2.5 Op 15 april 2016 is de consument onderzocht door de bindend adviseur. Op 13 januari 2017 heeft de bindend adviseur zijn concept van het geneeskundig deel A van zijn rapport (met de ziektegeschiedenis, de aanvullende anamnese, de huidige klachten, dossierinformatie over de voorafgaande klachtprocedure en de bevindingen op grond van lichamelijk onderzoek) toegezonden aan de consument en hem in de gelegenheid gesteld om dit concept van zijn opmerkingen te voorzien. De consument heeft daar gebruik van gemaakt met hulp van de door hem ingeschakelde revalidatie- en verzekeringsgeneeskundige, hierna te noemen ‘de deskundige’. De bindend adviseur heeft op 9 februari 2017 laten weten dat hij alle aangeleverde informatie van de consument heeft verwerkt in zijn concept. Op
17 februari 2017 heeft de bindend adviseur gerapporteerd aan partijen.

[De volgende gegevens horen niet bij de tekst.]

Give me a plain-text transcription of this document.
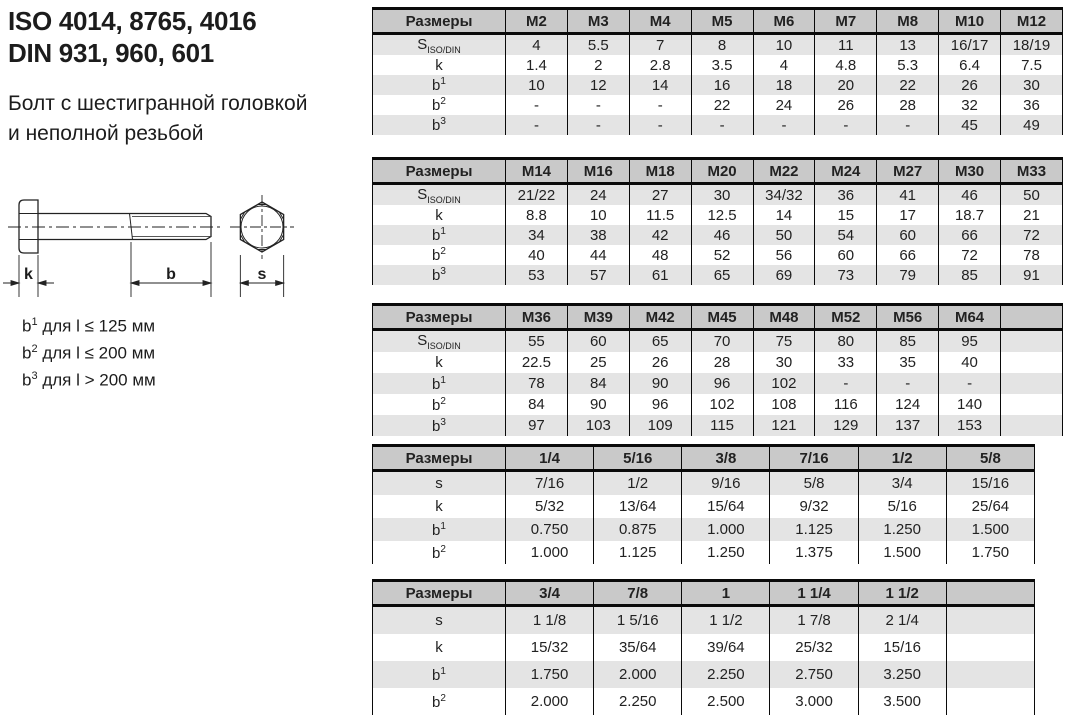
ISO 4014, 8765, 4016
DIN 931, 960, 601
Болт с шестигранной головкой
и неполной резьбой
k	b	s
$b^1$ для l ≤ 125 мм
$b^2$ для l ≤ 200 мм
$b^3$ для l > 200 мм
Размеры	M2	M3	M4	M5	M6	M7	M8	M10	M12
$S_{ISO/DIN}$	4	5.5	7	8	10	11	13	16/17	18/19
k	1.4	2	2.8	3.5	4	4.8	5.3	6.4	7.5
$b^1$	10	12	14	16	18	20	22	26	30
$b^2$	-	-	-	22	24	26	28	32	36
$b^3$	-	-	-	-	-	-	-	45	49
Размеры	M14	M16	M18	M20	M22	M24	M27	M30	M33
$S_{ISO/DIN}$	21/22	24	27	30	34/32	36	41	46	50
k	8.8	10	11.5	12.5	14	15	17	18.7	21
$b^1$	34	38	42	46	50	54	60	66	72
$b^2$	40	44	48	52	56	60	66	72	78
$b^3$	53	57	61	65	69	73	79	85	91
Размеры	M36	M39	M42	M45	M48	M52	M56	M64	
$S_{ISO/DIN}$	55	60	65	70	75	80	85	95	
k	22.5	25	26	28	30	33	35	40	
$b^1$	78	84	90	96	102	-	-	-	
$b^2$	84	90	96	102	108	116	124	140	
$b^3$	97	103	109	115	121	129	137	153	
Размеры	1/4	5/16	3/8	7/16	1/2	5/8
s	7/16	1/2	9/16	5/8	3/4	15/16
k	5/32	13/64	15/64	9/32	5/16	25/64
$b^1$	0.750	0.875	1.000	1.125	1.250	1.500
$b^2$	1.000	1.125	1.250	1.375	1.500	1.750
Размеры	3/4	7/8	1	1 1/4	1 1/2	
s	1 1/8	1 5/16	1 1/2	1 7/8	2 1/4	
k	15/32	35/64	39/64	25/32	15/16	
$b^1$	1.750	2.000	2.250	2.750	3.250	
$b^2$	2.000	2.250	2.500	3.000	3.500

2.6 In zijn rapportage vermeldt de bindend adviseur alle medische documentatie die hij ter inzage heeft gekregen. Hij beschrijft uitgebreid de ziektegeschiedenis van de consument met daarbij cursief de aantekeningen van de consument. In de anamnese benoemt hij alle klachten van de consument (nek, rechter schouder, lage rug, rechter heup, gehele rechterbeen en linkerhand, inclusief een dagverhaal). Onder ‘lichamelijk onderzoek’ beoordeelt hij alle in verband met voornoemde klachten relevante gewrichten en ledematen. Vervolgens bespreekt de bindend adviseur al het verrichte beeldvormende onderzoek. In de samen- vatting benoemt hij alle claimklachten van de consument. Daarbij geeft hij aan dat de expertise zich beperkt tot de gevolgen van de mishandeling op 1 januari 2012 en dat gecorrigeerd moet worden voor eventuele klachten en/of afwijkingen die op dat moment al bestonden. Tevens geeft hij aan dat de klachten vanaf 2012 in de beleving van de consument niet los kunnen worden gezien van eerder ontstane ongevalsklachten. De bindend adviseur becommentarieert achtereenvolgens de claimklachten van de consument. Hij concludeert dat voor geen enkele klacht, symptoom of radiologische bevinding een relatie met het ongeval onomstotelijk vast staat. De bindend adviseur maakt een onderverdeling naar aandoeningen die (1) een zeer waarschijnlijke (II) een waarschijnlijke (III) een onduidelijke
(IV) een onwaarschijnlijke en (V) een zeer onwaarschijnlijke relatie hebben met het ongeval.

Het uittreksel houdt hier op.